Forest Concepts – Losing the leaves
In order to create a poplar-based bioeconomy that would operate year round, it is important to know how leaves affect the conversion process. Biomass from the growing-season harvest (leaves on) at the Jefferson farm was sent to Forest Concepts in Auburn, WA for an analysis of the morphological components of the biomass. Eighty-one percent (81%) of the biomass was wood, 14% bark, 3% twigs and small pieces of wood-plus-bark, and 2% leaves (figure 1).
Figure 1. Air classification results for hybrid poplar leaf-on material.
- Wood – clean wood without bark attached
- Bark – bark without wood attached
- Barky – pieces of wood with visually identifiable bark pieces attached
- Twigs – round twigs with bark attached
- Leaves – flake-like leaf material
Since leaves are not useful chemically for the production of biofuels and biochemicals, Forest Concepts has been experimenting with mechanisms to remove the leaves from the biomass (figure 2). Air separation removed almost all the leaf fragments; small pieces anchored to the leaf stem were all that remained.
Figure 2. Forest Concepts’ Leaf Separation Technology: The Air Knife.

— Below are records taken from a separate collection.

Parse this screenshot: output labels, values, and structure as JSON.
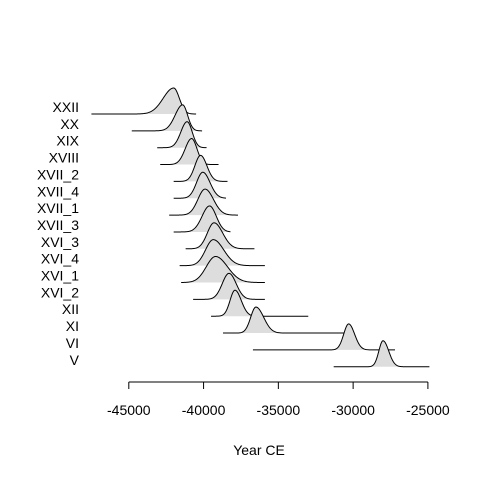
{
  "chart_data": {
    "type": "ridgeline",
    "xlabel": "Year CE",
    "x_ticks": [
      -45000,
      -40000,
      -35000,
      -30000,
      -25000
    ],
    "x_tick_labels": [
      "-45000",
      "-40000",
      "-35000",
      "-30000",
      "-25000"
    ],
    "xlim": [
      -47200,
      -24800
    ],
    "fill_color": "#dddddd",
    "line_color": "#000000",
    "series": [
      {
        "name": "XXII",
        "mode": -42000,
        "left_sd": 700,
        "right_sd": 380,
        "x_min": -47500,
        "x_max": -40500
      },
      {
        "name": "XX",
        "mode": -41400,
        "left_sd": 500,
        "right_sd": 330,
        "x_min": -44800,
        "x_max": -40100
      },
      {
        "name": "XIX",
        "mode": -41100,
        "left_sd": 420,
        "right_sd": 340,
        "x_min": -43100,
        "x_max": -39800
      },
      {
        "name": "XVIII",
        "mode": -40800,
        "left_sd": 430,
        "right_sd": 360,
        "x_min": -42900,
        "x_max": -39000
      },
      {
        "name": "XVII_2",
        "mode": -40200,
        "left_sd": 380,
        "right_sd": 420,
        "x_min": -42000,
        "x_max": -38400
      },
      {
        "name": "XVII_4",
        "mode": -40050,
        "left_sd": 420,
        "right_sd": 480,
        "x_min": -42000,
        "x_max": -38500
      },
      {
        "name": "XVII_1",
        "mode": -39900,
        "left_sd": 480,
        "right_sd": 560,
        "x_min": -42300,
        "x_max": -37700
      },
      {
        "name": "XVII_3",
        "mode": -39600,
        "left_sd": 500,
        "right_sd": 450,
        "x_min": -42000,
        "x_max": -38200
      },
      {
        "name": "XVI_3",
        "mode": -39300,
        "left_sd": 450,
        "right_sd": 580,
        "x_min": -41200,
        "x_max": -36600
      },
      {
        "name": "XVI_4",
        "mode": -39350,
        "left_sd": 520,
        "right_sd": 700,
        "x_min": -41600,
        "x_max": -35900
      },
      {
        "name": "XVI_1",
        "mode": -39200,
        "left_sd": 620,
        "right_sd": 800,
        "x_min": -41500,
        "x_max": -35900
      },
      {
        "name": "XVI_2",
        "mode": -38300,
        "left_sd": 450,
        "right_sd": 480,
        "x_min": -40700,
        "x_max": -35900
      },
      {
        "name": "XII",
        "mode": -37900,
        "left_sd": 330,
        "right_sd": 420,
        "x_min": -39500,
        "x_max": -33000
      },
      {
        "name": "XI",
        "mode": -36500,
        "left_sd": 350,
        "right_sd": 520,
        "x_min": -38700,
        "x_max": -30200
      },
      {
        "name": "VI",
        "mode": -30300,
        "left_sd": 330,
        "right_sd": 400,
        "x_min": -36700,
        "x_max": -27200
      },
      {
        "name": "V",
        "mode": -28000,
        "left_sd": 280,
        "right_sd": 380,
        "x_min": -31300,
        "x_max": -24900
      }
    ]
  }
}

Even though foliage composes just 2% of the biomass harvested during the growing season, it may still be worth the effort to remove it. University of Washington AHB researcher Dr. Renata Bura has shown that extractives from hybrid poplar foliage inhibit the fermentation processes of two bacteria that normally produce ethanol or ethanol and xylitol (Candida guilliermondii and Pichia stiptis.)
Wherein might the inhibition lie? Washington State University AHB researchers Jeff Kallestad and John Stark studied the concentration of phenolic glycosides (e.g. salicin, salicorton, tremulacin, HCH-salicortin and salireposide) in poplar foliage that protects them from insect feeding. They found concentrations of these compounds to total as much as 23% of the foliar dry weight in some varieties. They also found significant levels of condensed tannins that impact the digestibility of poplar foliage. If these compounds similarly inhibit the fermentation process, the separation technology at Forest Concepts will be necessary in allowing hybrid poplar farms to be harvested during the summer months for year-round refinery operation. As an added bonus, it may be possible to recover the chemicals from the leaves that are causing the fermentation issues and market them!
This leaves us with…
There is a lot of encouragement for the future of poplar biofuels, as far as the science goes. By experimenting with and analysing the poplar biomass we have a much clearer idea of how to convert it efficiently to biofuels and biochemicals!